Ben pointed the column toward Columbia. He wanted to check out the University of Missouri.
Columbia was a dead city, seemingly void of human life. But Ben, standing on the outskirts of the city, picked up a slight odor in the air, the breeze blowing from west to east. He knew what that odor was.
He shook his head in disgust. “Mutants,” he told his people. “I know that smell very well.”
A Rebel looked at Ben. “You killed one of them once, didn’t you, General?”
Ben was conscious of Gale’s eyes on him. “Yes, months ago.”
“Close up, General?” one of the new people from the campus at Rolla asked.
Ben smiled. “About as close as you can get without getting intimate with the thing.” He tried to brush off the question as lightly as possible.

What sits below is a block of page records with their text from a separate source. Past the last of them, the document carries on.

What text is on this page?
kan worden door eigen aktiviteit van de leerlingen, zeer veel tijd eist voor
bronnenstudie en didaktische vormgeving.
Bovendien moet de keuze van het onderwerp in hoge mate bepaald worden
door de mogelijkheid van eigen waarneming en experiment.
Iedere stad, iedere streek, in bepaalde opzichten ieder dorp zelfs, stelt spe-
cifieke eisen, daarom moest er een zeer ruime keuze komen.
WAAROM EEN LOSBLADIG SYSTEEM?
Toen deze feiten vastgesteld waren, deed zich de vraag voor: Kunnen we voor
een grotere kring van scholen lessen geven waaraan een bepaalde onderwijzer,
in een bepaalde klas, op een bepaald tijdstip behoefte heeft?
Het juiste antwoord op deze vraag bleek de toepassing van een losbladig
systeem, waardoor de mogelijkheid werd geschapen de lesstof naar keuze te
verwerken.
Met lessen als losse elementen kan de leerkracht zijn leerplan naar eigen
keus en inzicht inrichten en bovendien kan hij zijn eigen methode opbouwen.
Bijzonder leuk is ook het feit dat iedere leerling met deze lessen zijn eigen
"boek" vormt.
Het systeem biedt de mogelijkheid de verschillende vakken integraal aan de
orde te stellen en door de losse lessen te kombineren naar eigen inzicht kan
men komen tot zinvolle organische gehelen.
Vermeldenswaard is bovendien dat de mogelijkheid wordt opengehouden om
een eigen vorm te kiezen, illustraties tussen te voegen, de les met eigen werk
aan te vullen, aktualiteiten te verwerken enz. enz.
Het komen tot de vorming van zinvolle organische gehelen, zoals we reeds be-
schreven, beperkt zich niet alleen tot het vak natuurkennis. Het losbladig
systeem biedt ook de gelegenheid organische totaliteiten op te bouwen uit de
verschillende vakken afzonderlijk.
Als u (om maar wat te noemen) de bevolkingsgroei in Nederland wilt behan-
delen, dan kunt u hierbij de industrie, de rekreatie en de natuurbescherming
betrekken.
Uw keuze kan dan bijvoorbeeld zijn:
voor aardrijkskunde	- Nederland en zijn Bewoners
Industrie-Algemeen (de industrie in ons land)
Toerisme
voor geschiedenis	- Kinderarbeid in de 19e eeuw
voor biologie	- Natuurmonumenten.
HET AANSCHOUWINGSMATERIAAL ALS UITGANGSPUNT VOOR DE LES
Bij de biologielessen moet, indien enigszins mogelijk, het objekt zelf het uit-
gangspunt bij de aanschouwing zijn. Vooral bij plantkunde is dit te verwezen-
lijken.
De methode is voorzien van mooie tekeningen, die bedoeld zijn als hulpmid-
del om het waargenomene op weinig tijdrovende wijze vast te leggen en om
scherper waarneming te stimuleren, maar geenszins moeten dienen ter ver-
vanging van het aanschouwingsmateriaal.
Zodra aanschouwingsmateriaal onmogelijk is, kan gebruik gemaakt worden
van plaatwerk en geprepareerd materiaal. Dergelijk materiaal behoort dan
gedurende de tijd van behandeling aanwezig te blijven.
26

He knew only too well his battle with the mutant had only served to strengthen the belief among many that he was somehow more than a mere mortal.
When he moved off, walking down the center of Interstate 70, Gale asked, “What happened, Ben? I mean, the mutant.”
Ben had walked out of the communications shack and toward a thick stand of timber. He wanted to think, wanted to be alone for a time. More and more, since leaving Idaho he had sought solitude.
A young woman’s scream jerked his head up. Ben sprinted for the timber, toward the source of the frightened yelling.
Ben reached the edge of the timber and came to a sliding halt, his mouth open in shock.
It was a man, but it was like no man Ben had ever seen. It was huge, with mottled skin and huge, clawed hands. The shoulders and arms appeared to be monstrously powerful. The eyes and nose were human, the jaw was animal. The ears were perfectly formed human. The teeth were fanged, the lips human. The eyes were blue.
Ben was behind the hysterical young woman-about fourteen years old-the child of a Rebel couple. She was between Ben and the … whatever in God’s name the creature was.
The creature towered over the young woman. Ben guessed it was an easy seven feet tall.
Ben clawed his .45 from leather just as the creature lunged for the girl. She was very quick, fear making her strong and agile. Ben got off one shot; the big slug hit the mutant in the shoulder. It screamed in pain and spun around, facing Ben. Ben guessed the thing weighed close to three hundred pounds. And all three hundred pounds of it were mad.
Ben emptied his pistol into the manlike creature, staggering but not downing it. The girl, now frightened mindless, ran into its path. Ben picked up a rock and hurled it, hitting the beast in the head, again making it forget the girl. It turned and screamed at Ben. Its chest and belly were leaking blood, and blood poured from the wound in its shoulder.